The first step in the research was to find public DoT and DoH resolvers. The authors found DoT resolvers using ZMap scans for TCP port 853, followed by test queries to verify DNS protocol support. They scanned every 10 days for two months, finding about 1,500 public DoT servers in each scan. DoH is harder to scan for because it shares port 443 with ordinary HTTPS. So instead of live scans, they queried an industrial URL database for HTTPS URLs containing /dns-query or /resolve, which are conventional of DoH, similarly with followup verification queries. They found 17 public DoH servers, of which all but two were already documented in the DNS Privacy Project and curl wiki lists. Large providers accounted for 75% of the discovered DoT resolvers, but there was a long tail of operators running only one or a few resolvers.

The next step was to test the discovered resolvers’ reachability and performance. For vantage points the authors used two commercial SOCKS proxy services: ProxyRack, which provides access to 166 countries; and Zhima, which is only in China (chosen because DNS tampering is known to be pervasive in China).
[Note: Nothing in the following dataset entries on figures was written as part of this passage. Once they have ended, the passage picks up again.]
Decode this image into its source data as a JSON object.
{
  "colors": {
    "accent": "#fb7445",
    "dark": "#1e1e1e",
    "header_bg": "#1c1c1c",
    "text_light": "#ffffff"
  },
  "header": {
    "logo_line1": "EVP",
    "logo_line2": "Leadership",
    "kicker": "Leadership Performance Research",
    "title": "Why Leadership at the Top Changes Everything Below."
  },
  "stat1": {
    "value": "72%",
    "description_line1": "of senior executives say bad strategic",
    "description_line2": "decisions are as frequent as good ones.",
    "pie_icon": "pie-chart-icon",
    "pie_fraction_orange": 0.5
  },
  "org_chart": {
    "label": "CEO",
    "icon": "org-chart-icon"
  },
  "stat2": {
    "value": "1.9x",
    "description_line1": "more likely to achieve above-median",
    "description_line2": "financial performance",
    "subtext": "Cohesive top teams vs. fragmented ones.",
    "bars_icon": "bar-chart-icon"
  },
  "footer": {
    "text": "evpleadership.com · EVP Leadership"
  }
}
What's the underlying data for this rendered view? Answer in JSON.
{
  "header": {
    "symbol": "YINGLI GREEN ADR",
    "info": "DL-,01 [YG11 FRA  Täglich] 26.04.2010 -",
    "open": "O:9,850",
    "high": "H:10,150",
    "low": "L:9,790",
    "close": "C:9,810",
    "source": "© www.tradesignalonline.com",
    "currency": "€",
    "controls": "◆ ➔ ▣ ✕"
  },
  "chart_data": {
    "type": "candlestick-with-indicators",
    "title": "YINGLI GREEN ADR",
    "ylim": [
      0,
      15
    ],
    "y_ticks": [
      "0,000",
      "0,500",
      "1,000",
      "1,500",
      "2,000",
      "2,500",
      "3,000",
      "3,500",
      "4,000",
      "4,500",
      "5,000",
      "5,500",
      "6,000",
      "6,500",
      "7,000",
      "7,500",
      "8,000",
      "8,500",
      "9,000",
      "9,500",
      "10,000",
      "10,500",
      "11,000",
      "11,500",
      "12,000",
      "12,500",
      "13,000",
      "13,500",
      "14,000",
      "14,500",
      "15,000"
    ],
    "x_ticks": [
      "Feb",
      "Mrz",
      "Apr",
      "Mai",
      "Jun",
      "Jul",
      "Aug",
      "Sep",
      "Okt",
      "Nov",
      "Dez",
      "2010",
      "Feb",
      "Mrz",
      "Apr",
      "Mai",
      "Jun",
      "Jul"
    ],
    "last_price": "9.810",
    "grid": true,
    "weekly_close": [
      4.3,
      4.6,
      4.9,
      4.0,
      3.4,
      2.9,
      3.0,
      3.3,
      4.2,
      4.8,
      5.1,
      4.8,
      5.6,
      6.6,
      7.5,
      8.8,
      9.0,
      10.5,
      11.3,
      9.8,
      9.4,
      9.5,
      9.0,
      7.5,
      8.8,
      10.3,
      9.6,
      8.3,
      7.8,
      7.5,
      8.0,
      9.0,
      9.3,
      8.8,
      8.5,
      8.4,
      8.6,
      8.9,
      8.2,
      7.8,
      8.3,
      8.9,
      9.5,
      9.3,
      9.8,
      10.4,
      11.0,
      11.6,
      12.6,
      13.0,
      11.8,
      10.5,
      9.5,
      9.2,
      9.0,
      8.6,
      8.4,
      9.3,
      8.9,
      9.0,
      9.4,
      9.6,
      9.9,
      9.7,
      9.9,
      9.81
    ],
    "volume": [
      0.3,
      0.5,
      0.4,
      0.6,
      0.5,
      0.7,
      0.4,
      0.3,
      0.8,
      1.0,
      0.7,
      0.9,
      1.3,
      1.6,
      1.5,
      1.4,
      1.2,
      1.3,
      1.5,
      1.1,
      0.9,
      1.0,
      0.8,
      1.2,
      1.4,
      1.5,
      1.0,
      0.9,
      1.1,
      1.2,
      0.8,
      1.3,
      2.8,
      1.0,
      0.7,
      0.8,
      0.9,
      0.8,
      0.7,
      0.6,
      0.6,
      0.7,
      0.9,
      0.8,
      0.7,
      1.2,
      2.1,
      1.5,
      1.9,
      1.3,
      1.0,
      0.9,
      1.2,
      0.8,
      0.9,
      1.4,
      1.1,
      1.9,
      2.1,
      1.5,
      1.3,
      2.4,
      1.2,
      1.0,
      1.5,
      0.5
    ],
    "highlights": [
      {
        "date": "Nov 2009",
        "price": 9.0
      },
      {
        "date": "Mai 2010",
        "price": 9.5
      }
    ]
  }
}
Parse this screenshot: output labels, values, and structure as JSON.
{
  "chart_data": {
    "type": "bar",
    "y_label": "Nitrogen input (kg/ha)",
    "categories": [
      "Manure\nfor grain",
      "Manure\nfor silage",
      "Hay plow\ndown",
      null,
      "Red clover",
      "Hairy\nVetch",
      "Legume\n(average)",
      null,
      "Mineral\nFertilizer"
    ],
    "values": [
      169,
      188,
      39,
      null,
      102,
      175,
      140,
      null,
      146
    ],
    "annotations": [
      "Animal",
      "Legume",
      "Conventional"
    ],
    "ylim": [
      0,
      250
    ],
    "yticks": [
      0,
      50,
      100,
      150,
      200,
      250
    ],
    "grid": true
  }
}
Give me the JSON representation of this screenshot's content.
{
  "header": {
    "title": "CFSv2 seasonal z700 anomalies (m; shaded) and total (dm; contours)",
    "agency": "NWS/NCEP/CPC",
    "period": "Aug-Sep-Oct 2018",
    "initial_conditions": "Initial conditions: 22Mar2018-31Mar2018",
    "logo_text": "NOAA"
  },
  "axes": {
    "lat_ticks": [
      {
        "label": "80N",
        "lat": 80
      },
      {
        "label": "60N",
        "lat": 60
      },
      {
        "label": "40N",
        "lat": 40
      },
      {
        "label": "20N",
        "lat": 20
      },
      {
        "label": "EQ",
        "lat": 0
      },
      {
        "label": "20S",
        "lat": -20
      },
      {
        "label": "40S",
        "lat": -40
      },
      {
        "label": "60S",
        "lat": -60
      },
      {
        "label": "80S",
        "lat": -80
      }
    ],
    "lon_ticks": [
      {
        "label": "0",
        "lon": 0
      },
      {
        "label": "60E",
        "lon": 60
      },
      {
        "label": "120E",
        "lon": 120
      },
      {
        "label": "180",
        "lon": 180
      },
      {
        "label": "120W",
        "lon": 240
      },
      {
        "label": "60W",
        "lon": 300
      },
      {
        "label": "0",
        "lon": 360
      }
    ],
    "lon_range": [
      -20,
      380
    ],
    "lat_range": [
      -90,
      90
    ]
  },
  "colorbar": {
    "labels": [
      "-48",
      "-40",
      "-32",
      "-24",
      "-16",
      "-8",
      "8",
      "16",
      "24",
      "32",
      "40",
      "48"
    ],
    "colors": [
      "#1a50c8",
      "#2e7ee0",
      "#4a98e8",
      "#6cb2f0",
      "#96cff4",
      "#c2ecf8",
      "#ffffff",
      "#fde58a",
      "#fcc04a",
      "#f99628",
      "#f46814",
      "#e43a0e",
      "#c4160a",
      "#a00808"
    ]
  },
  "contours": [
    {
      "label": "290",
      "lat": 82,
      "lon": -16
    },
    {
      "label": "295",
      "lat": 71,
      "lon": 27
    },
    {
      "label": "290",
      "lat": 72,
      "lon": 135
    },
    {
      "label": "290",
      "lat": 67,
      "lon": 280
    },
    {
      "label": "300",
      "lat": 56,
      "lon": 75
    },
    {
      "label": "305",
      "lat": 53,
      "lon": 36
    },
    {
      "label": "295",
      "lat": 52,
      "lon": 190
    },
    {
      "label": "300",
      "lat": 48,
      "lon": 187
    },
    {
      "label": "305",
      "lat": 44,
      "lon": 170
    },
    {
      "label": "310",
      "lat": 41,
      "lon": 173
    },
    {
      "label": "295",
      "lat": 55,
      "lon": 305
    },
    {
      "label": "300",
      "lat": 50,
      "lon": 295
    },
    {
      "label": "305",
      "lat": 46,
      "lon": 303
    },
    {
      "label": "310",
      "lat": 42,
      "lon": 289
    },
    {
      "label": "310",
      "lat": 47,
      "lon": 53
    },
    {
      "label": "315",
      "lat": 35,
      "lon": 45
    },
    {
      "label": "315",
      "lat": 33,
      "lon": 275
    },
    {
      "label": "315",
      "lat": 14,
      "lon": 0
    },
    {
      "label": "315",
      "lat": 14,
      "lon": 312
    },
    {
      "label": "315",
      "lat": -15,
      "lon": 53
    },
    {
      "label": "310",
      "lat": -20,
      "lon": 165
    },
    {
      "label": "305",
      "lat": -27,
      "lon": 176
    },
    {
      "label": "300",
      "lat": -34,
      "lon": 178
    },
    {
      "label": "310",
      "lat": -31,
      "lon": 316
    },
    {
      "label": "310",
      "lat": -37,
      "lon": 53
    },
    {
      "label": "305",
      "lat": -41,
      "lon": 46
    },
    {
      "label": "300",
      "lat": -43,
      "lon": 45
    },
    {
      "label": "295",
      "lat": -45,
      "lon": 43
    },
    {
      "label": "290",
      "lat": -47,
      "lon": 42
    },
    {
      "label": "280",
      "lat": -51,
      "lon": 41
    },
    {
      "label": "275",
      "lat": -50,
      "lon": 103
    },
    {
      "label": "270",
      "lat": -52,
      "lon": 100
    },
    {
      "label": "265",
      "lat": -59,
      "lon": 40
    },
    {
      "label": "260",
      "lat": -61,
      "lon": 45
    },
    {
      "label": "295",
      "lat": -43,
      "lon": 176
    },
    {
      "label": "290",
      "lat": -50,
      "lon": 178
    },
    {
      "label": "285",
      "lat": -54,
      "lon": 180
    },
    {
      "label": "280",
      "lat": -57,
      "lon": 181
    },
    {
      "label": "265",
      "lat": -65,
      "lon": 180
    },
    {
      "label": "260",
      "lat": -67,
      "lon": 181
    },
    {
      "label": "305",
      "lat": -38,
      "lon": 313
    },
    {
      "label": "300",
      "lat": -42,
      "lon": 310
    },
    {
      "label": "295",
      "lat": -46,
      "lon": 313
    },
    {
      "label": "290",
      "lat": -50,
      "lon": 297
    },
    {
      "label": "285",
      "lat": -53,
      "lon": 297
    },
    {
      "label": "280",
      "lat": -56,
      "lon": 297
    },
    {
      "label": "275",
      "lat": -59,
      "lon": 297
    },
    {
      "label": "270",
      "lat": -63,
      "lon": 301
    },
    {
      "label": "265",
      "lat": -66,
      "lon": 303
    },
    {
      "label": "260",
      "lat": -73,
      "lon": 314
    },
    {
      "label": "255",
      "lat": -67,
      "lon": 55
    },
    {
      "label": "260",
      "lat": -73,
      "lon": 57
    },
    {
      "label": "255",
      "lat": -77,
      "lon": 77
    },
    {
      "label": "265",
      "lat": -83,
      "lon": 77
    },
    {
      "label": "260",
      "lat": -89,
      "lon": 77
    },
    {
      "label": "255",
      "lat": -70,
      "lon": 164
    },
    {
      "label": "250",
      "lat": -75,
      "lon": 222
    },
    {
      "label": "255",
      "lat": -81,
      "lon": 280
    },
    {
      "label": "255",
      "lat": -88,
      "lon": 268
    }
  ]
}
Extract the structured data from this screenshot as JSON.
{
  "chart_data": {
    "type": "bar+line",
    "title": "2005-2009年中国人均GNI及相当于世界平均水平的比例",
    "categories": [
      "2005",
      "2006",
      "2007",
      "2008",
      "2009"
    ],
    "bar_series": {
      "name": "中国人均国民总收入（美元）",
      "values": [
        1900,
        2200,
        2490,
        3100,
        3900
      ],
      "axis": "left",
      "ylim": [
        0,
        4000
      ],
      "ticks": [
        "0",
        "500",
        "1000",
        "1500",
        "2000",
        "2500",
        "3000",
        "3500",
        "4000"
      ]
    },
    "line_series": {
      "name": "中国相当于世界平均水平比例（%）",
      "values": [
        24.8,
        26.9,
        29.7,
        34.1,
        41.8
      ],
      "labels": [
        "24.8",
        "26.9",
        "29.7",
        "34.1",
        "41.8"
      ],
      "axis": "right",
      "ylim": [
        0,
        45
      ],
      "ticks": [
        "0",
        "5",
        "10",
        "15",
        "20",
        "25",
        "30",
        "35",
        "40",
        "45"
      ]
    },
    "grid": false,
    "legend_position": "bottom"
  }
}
From these vantages they sent DoT, DoH, and plaintext TCP DNS queries to four resolvers: Cloudflare at 1.1.1.1, Google Public DNS at 8.8.8.8, Quad9 at 9.9.9.9, and a private resolver they set up themselves. The use of SOCKS proxies unfortunately precluded testing plaintext UDP DNS, but the authors argue that the performance of TCP DNS is similar, once a persistent TCP connection is established. The results of these tests appear in Table 4, which is worth studying for a bit. DNS-over-Encryption is overall more than 99% reachable, which is better than plaintext DNS. A surprising 16% of clients cannot access plaintext DNS at 1.1.1.1 (mostly in Indonesia, Vietnam, and India), but the failure rate drops to 1% with DoT. This is possibly because of DNS interception devices that can handle plaintext DNS but not DoT. In China, nearly all clients can access Google’s plaintext resolver at 8.8.8.8, but none can reach its DoH resolver. (Tests of DoT in China were not available.) While 8.8.8.8 is not blocked in China, the DoH server name (formerly dns.google.com, now dns.google) resolves to some other IP address that is blocked under the China-wide ban of Google addresses. Cloudflare’s 1.1.1.1 is generally somewhat less reachable than other resolvers because of network equipment that wrongly treats 1.1.1.1 as a private or internal address. The Quad9 DoH resolver failed 13% of queries because of a too-short timeout.

Regarding performance, DoT and DoH add only a few milliseconds of latency over plaintext TCP DNS in the case where connections are reused. If connections are not reused, the added latency may be hundreds of milliseconds. Connection reuse is critical for performance, but also widely implemented and common.

The last part of the paper is an attempt to quantify how much DoT and DoH are used. For DoT, the authors looked at 1.5 years of netflow data from a Chinese ISP on port 853, retaining flows that matched the IP address of one of the known DoT resolvers. Use of DoT was only about 0.1%–1.0% that of plaintext DNS, but increasing. DoH usage is not easy to infer from netflow data because it does not use a separate port number. Instead the authors approximated the usage of public DoH servers by taking advantage of DNS itself: they searched the DNSDB and 360 PassiveDNS passive DNS databases for queries for the hostnames of known DoH servers. Only four domains had more than 10,000 queries: dns.google.com, mozilla.cloudflare-dns.com, doh.cleanbrowsing.org, and doh.crypto.sx. Google’s hostname was the most queried and the Firefox-specific Cloudflare name was second; all were growing.

Thanks to Chaoyi Lu for commenting on a draft of this summary.